# march of the Penguins



## user3 (Jan 3, 2006)

There was NO way I was going to see this at the movies but we got it on PPV and let me just say I LOVED IT!
I had NO idea Penguins went through so much to just reproduce and keep their young alive.
There was even funny parts and sad parts.
The part where the Penguin fell was too funny!
I know it is wrong to laugh at them but I busted up!

So who else saw this?


----------



## makeup_junkie (Jan 3, 2006)

I actually saw this two nights ago on PPV as well.  I LOVED IT!!  I thought it was really interesting, and loved the part where the penguin fell...I seriously laughed for 10 minutes.  I highly recommend this movie.


----------



## AllINeedIsMac (Jan 5, 2006)

OMG, I want to see it!
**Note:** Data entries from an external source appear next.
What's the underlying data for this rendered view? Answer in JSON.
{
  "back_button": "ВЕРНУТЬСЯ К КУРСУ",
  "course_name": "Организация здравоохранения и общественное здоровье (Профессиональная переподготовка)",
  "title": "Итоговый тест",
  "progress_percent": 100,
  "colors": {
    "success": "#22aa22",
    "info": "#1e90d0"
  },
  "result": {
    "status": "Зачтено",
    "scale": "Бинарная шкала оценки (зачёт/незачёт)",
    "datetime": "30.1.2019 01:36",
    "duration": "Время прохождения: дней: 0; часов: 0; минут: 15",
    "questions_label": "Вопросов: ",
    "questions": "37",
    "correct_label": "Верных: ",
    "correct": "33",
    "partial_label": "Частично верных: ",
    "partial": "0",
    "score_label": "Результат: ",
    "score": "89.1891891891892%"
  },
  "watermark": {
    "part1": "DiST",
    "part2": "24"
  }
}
I love movies like this!


----------



## fastcarsandfreedom (Jan 6, 2006)

that movie is so sweet.. the part where the pengu falls prob best part in movie im not gonna lie..lol


----------



## IslandGirl77 (Jan 6, 2006)

This was a great movie. I can't believe that they steal babies too, if their own baby dies. Crazy! Very interesting.


----------



## user3 (Jan 6, 2006)

Quote:

   Originally Posted by *IslandGirl77* 
_This was a great movie. I can't believe that they steal babies too, if their own baby dies. Crazy! Very interesting._

 

I was shocked at that part too! Poor gal, her baby dies and then gets jumped by the others! LOL
When she lost her baby it seemed like she was crying.


----------



## IslandGirl77 (Jan 6, 2006)

They sure did jump her! Fast too! It was kind of sad though.


----------



## stacey (Jan 6, 2006)

My mom bought this movie for Christmas for my oldest son. I still haven't watched it yet though heard a lot of good reviews.


----------



## dreams (Jan 13, 2006)

I LOVED the movie!! Only because I LOVE penguins!!! They are my favourite bird of all time...!!!! I'm going to adopt a penguin when I'm older....

I didn't like the sad parts...I had tears in my eyes...


----------